Source: State Library of NSW
Tonight the State Library celebrated the 50th anniversary of its prestigious research program by unveiling its largest-ever cohort of Fellows, awarding a total of $186,000 across eight categories.
Highlights include the announcement of the inaugural creative writing fellowship, a new Summer Fellows program and two artists-in-residence.
The 2025 Fellows are:
Inaugural IMAGO Fellow – Dr Sheila Ngoc Pham for ‘Fantasia: On Anne Spencer Parry and Australian fantasy and science fiction in the late 20th century’
Australian Religious History Fellow – Dr Zac Roberts for ‘Changing Representations of Indigenous Peoples in the NSW Jewish Press’
CH Currey Memorial Fellow – Dr Dominic Kelly for ‘From Cold War to Culture War: Quadrant and Australian conservatism’
Nancy Keesing AM Fellow – Dr Clara Sitbon for ‘Piecing the Puzzle: Mapping the literary works of Carter Brown’
Dr AM Hertzberg AO Fellow – Dr Luciano Cardellicchio for ‘From Caravans to Schools, from Airplanes to Houses: Plywood innovation in the post-war construction sector of Australia’
Ross Steele AM Fellow – Dr Ruth Pullin for ‘From Sketchbook to Canvas: Eugene von Guérard’s sketchbooks and the making of pictures’

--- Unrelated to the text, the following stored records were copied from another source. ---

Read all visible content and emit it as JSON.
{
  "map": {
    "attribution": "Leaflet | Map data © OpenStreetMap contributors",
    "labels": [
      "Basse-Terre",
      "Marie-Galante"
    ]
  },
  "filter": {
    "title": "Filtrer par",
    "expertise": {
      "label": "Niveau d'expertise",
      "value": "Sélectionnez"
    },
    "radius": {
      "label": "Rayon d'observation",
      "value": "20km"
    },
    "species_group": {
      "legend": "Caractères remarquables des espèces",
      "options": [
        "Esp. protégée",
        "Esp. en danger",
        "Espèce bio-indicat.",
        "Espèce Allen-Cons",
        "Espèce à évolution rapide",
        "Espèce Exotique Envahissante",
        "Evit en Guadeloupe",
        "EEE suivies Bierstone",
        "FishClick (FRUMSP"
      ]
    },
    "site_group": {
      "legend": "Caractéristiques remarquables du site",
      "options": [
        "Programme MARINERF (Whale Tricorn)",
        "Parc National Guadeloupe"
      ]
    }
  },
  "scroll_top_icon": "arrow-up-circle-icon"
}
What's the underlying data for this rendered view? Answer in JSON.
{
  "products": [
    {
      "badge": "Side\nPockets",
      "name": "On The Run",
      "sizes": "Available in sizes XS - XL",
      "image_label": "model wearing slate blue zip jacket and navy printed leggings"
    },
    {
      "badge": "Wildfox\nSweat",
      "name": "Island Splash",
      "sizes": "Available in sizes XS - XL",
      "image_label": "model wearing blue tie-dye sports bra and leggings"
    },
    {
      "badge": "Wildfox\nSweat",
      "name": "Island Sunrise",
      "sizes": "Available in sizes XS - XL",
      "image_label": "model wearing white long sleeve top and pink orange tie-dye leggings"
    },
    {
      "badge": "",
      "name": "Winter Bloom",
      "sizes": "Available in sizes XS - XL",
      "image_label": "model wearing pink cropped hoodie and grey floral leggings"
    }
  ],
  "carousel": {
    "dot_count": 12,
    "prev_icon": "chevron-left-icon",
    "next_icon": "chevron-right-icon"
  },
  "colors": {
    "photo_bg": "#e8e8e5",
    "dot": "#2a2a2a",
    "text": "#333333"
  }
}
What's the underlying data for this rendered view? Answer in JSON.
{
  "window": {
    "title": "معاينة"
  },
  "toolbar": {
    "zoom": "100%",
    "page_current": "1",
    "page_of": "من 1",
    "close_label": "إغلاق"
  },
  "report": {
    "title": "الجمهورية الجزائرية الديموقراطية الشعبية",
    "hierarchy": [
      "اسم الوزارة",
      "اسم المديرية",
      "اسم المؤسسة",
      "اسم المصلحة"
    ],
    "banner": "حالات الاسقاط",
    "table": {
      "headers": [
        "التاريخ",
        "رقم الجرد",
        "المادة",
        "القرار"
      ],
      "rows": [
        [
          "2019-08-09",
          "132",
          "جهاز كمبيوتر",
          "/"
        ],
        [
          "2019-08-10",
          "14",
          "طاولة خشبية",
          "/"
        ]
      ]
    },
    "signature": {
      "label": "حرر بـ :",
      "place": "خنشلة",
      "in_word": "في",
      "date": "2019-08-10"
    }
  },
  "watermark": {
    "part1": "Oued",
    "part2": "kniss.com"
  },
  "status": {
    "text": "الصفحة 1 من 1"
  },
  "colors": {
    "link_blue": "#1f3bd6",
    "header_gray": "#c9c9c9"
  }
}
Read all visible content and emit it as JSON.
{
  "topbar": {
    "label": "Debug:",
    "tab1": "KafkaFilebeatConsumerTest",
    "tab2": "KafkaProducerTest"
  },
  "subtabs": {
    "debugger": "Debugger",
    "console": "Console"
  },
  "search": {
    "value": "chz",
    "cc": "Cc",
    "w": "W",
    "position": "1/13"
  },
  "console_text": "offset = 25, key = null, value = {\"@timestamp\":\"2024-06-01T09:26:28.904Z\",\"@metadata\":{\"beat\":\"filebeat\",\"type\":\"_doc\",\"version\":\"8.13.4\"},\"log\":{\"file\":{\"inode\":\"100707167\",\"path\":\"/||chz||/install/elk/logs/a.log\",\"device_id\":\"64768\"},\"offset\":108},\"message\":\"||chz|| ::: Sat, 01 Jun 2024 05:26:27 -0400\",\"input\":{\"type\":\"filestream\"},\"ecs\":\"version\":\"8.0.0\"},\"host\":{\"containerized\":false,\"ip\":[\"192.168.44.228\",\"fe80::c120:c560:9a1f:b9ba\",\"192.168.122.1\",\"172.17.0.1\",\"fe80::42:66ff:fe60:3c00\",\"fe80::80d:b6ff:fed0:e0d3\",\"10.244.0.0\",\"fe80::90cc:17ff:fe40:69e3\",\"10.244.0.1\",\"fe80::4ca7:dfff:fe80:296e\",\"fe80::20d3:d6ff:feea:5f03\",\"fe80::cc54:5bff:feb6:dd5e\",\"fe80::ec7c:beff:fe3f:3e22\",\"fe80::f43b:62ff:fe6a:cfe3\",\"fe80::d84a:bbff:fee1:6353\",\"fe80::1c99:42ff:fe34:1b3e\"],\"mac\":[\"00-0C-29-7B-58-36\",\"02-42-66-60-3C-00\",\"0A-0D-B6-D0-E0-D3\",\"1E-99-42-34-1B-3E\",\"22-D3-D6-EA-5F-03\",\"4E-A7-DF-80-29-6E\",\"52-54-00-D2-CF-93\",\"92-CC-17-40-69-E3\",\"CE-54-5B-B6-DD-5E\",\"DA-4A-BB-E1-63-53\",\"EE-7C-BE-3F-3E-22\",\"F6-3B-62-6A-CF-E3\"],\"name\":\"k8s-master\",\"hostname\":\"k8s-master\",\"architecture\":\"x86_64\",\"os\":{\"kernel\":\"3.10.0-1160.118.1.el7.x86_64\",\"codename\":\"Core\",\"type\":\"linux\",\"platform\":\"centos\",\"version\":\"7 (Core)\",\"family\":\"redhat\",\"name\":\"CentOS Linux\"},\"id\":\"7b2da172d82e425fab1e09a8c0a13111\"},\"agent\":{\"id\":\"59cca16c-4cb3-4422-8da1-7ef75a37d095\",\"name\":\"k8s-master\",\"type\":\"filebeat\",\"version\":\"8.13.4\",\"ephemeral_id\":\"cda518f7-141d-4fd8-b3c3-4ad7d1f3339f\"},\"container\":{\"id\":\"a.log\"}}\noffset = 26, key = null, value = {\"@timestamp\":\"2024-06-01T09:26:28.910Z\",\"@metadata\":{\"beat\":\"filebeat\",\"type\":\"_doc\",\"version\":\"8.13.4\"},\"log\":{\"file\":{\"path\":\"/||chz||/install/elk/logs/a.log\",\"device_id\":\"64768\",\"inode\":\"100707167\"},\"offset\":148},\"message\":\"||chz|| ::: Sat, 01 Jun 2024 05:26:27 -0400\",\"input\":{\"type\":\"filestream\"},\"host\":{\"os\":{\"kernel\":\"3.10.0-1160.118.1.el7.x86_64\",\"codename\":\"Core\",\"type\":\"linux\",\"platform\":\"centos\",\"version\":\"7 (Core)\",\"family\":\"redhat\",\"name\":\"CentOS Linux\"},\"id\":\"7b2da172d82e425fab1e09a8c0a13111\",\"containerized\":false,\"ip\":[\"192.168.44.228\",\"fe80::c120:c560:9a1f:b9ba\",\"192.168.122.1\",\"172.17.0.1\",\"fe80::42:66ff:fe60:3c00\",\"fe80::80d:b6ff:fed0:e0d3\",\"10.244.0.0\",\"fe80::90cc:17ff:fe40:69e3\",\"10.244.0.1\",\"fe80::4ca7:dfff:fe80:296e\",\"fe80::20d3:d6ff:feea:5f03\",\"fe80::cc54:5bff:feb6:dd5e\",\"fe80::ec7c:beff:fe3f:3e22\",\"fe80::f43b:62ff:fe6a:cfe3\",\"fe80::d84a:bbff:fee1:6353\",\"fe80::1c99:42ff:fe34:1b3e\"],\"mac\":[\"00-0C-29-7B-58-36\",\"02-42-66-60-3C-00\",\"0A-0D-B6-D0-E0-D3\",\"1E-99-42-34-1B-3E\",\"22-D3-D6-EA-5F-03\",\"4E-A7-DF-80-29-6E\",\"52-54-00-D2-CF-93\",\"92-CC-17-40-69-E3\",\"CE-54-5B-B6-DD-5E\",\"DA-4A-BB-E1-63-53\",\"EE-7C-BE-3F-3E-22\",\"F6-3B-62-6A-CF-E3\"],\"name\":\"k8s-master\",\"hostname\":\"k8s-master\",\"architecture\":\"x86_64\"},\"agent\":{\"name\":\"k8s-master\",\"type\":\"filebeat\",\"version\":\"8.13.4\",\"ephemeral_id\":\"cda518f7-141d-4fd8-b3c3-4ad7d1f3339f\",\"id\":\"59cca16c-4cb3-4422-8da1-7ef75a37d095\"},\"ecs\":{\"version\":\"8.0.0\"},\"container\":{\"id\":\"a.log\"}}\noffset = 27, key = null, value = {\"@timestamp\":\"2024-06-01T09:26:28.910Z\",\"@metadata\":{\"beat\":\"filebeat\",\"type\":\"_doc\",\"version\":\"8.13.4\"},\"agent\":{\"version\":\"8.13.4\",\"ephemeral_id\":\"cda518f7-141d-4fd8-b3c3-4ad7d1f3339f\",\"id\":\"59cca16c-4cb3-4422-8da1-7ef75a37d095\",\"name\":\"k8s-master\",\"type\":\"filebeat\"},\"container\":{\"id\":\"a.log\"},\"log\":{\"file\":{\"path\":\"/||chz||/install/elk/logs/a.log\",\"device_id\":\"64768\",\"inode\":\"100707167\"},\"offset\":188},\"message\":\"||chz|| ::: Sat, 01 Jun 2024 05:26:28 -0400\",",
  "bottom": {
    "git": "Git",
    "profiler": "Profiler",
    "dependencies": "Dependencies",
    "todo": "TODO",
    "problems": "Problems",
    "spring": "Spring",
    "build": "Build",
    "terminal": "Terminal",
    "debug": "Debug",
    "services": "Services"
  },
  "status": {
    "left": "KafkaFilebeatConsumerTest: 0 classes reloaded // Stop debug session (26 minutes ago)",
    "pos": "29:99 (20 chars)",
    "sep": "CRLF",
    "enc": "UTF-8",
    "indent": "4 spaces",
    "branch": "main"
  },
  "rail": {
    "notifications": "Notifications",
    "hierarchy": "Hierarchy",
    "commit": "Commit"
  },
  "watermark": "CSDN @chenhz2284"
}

Merewether Fellow – Dr Nicholas Pitt for ‘Benevolent Cattle? A more-than-human history of the Hawkesbury Benevolent Society and the place of benevolence in the colonial project of NSW’
DS Mitchell Memorial Fellow – Dr Shirleene Robinson AM for ‘Mapping the Contribution, Strategies and Networks of Women in Australia’s First LGBTIQ+ Rights Groups, 1969–1974’
The Library also launched its new Summer Fellows Program with support from the Library Foundation. These nine tertiary students and creative practitioners will receive $1,000 each and the opportunity to acquire essential archival research skills for their future careers:
- Phillip Bartlett: ‘A Possible Narrative of the Macquarie Chest’s Bottom Drawer’
- Ira Friedberg: ‘Bad Times in Red Brick Flats’ Anita Gowers: ‘Pictures Frames in the State Library of NSW Picture Collections‘
- Moon Kerr: ‘George Goodman’s Daguerreotypes of the Lawson Family’
- Annabelle McEwen: ‘How the Body is Defined and Usurped via Visual Mediation’
- Hamish McPherson: ‘Transgender Liberation in NSW 1950–2000’
- Eloise Reddy: ‘1980–90s Cultural Planning and Contemporary Placemaking Discourse’
- Bronwyn Rennex: ‘Ralph Clark and the Birds’
- Suzanne Smith: ‘The Save Our Sons Movement during the Vietnam War’
The reinvigorated artist-in-residence program will see Michelle Arnott create a set of images of the Library and its surrounds using synthetic polymer paint, and Sarah Randall will produce a series of still-life paintings based on letters and diaries held within the Library’s collections.